Подытоживая, скажем, что государство есть феномен правой власти. То, что мы наблюдаем вокруг, напротив, представляет собой явление власти, априорно делегитимированной левым самосознанием, лишённой единства и перетекающей из правила в исключение из правила, из системы в антисистему. Власть, которая опирается на носителей с правым типом фундаментальной самоидентификации по отношению к власти, интегрируется в единую систему и становится государственной. Интегрирующим фактором выступает априорность правой самоидентификации, идентифицирующее единство самосознания власти, утверждающей себя в качестве Власти вообще. Левая власть становится де-факто антигосударственной.

Два замечания напоследок. Левая власть в своём противоречивом лживом и лицемерном существовании порождает удивительное переплетение охранительства и революционности, которое так никогда и не привыкнешь наблюдать в России XX - XXI веков (о чём можно прочитать, например, в этом тексте). Важен и другой аспект: она задаёт ценностное пространство, где вслед за государством в целом «растворяются» любые институты в частности. Тема сетевого раздергивания государства, затронутая в докладе ИнОП и в статье Г. Павловского «Озеро Тилли» (с отменно звучащей фразой «В России вообще нет вопроса, по которому нельзя было бы договориться, - вот, возможно, самая краткая формула наших трудностей с демократией»), эквивалентна обсуждению «пафоса дистанции» (внутри и вовне) как условия деятельности институтов, которое в августе прошлого года было инициировано вот здесь. Институтов власти и не только власти, если абстрагироваться от того, что любой институт есть институт власти.

Власть - реальность, которая, достигая самосознания, в правом мышлении поднимаясь до состояния идеи, в силу самого своего понятия становится источником и единства, и различия, сохраняя как таковые и различие, и единство. Атомизация субъекта, распыление общества, размывание институтов - процессы, наблюдаемые в пространстве левого, а не правого мышления. Это такая абсолютизация различия, которая сливает его с абсолютизированным же единством, понятым как исключение различий (две «элементарные частицы» ничем не отличаются и способны «вести себя» с внешней точки зрения как одна; это и тождество, и различие «одновременно»). Исключение различия в свою очередь приводит к его абсолютизации.

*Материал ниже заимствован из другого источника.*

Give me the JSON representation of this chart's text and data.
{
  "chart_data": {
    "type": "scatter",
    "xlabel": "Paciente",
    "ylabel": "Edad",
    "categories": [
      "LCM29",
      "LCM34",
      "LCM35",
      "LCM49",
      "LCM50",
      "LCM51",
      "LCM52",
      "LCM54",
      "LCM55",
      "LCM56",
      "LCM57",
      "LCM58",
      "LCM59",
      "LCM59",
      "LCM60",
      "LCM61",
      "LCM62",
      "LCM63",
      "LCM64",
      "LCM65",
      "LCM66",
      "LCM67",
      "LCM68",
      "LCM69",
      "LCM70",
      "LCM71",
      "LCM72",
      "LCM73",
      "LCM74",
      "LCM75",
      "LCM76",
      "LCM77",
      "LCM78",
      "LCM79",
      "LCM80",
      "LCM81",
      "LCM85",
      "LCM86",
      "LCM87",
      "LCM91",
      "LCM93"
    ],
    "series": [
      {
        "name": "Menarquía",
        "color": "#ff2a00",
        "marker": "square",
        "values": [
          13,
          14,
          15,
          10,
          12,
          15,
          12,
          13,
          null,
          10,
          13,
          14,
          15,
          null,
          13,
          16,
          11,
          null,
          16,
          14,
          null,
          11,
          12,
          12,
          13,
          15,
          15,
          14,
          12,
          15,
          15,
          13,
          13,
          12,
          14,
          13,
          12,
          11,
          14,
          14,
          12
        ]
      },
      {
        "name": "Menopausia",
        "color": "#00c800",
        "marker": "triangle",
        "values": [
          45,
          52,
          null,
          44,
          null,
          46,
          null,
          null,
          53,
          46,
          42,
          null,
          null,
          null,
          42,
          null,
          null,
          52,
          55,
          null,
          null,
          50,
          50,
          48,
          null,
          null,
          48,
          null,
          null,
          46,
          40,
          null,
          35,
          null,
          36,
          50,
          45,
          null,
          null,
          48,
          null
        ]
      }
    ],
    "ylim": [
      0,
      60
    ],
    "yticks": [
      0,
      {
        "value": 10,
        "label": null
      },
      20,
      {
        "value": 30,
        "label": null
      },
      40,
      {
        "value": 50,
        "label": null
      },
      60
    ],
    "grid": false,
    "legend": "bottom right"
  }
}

Если не любые определения государства в его современной западной («демократической») специфике, в том числе через «консультации» и сети доверия, работают в России, то, скорее всего, потому что не все из них работают и у себя на родине. Аналогично тому, как «не работают», выявляют свою вредную бессмысленную риторическую сущность и нуждаются в ревизии многие другие стереотипы последних десятилетий, например, политики мультикультурализма, деиндустриализации, экспорта демократий (очередной самоубийственный рецидив которой мы увидели в отсутствии у США желания поддержать или хотя бы поблагодарить своего союзника в Египте). Не стоит удивляться низкой дееспособности концептов, которые не выдерживают экспериментальной проверки на российских полигонах. Не в помощь нам Тилли, если не поможем себе сами.